Bio.SeqIO.TwoBitIO module

Bio.SeqIO support for UCSC’s “twoBit” (.2bit) file format.

This parser reads the index stored in the twoBit file, as well as the masked regions and the N’s for each sequence. It also creates sequence data objects (_TwoBitSequenceData objects), which support only two methods: __len__ and __getitem__. The former will return the length of the sequence, while the latter returns the sequence (as a bytes object) for the requested region.

Using the information in the index, the __getitem__ method calculates the file position at which the requested region starts, and only reads the requested sequence region.
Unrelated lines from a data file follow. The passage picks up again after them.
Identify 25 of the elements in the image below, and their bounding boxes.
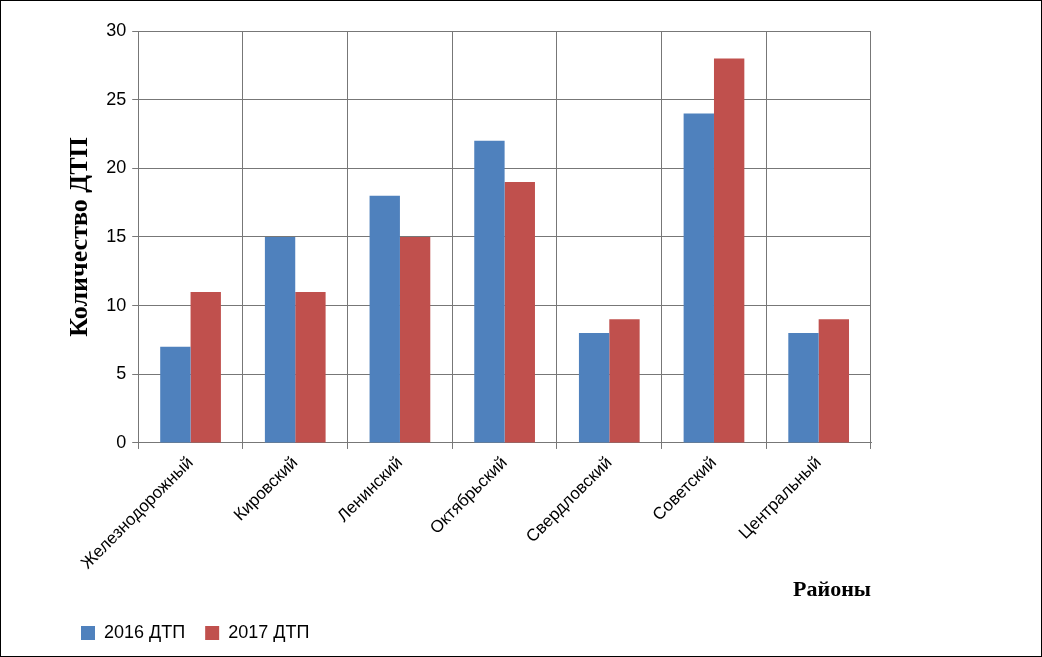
- y-tick-label: 10: [106, 294, 127, 315]
- bar: [190, 291, 221, 443]
- bar: [295, 291, 326, 443]
- bar: [264, 236, 296, 443]
- y-tick-label: 15: [106, 225, 127, 246]
- y-tick-label: 0: [116, 431, 127, 452]
- x-axis-title: Районы: [793, 576, 871, 602]
- y-tick-label: 25: [106, 88, 127, 109]
- y-tick-label: 30: [106, 19, 127, 40]
- y-axis-title: Количество ДТП: [64, 137, 94, 337]
- y-tick-label: 5: [116, 363, 127, 384]
- bar: [399, 236, 431, 443]
- bar: [609, 319, 640, 443]
- bar: [818, 319, 850, 443]
- bar: [504, 182, 535, 443]
- bar: [369, 195, 400, 443]
- bar: [578, 333, 610, 443]
- bar: [713, 58, 745, 443]
- bar: [788, 333, 819, 443]
- y-tick-label: 20: [106, 157, 127, 178]
- bar: [683, 113, 714, 443]
- legend-label: 2017 ДТП: [228, 621, 310, 642]
- bar: [160, 346, 191, 443]
- bar: [474, 140, 505, 443]
- legend-label: 2016 ДТП: [104, 621, 186, 642]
Note that the full sequence of a record is loaded only if specifically requested, making the parser memory-efficient.

The TwoBitIterator object implements the __getitem__, keys, and __len__ methods that allow it to be used as a dictionary.

class Bio.SeqIO.TwoBitIO.TwoBitIterator(source)

Bases: SequenceIterator

Parser for UCSC twoBit (.2bit) files.

__init__(source)

Read the file index.

parse(stream)

Iterate over the sequences in the file.

__getitem__(name)

Return sequence associated with given name as a SeqRecord object.

keys()

Return a list with the names of the sequences in the file.

__len__()

Return number of sequences.

__abstractmethods__ = frozenset({})
__parameters__ = ()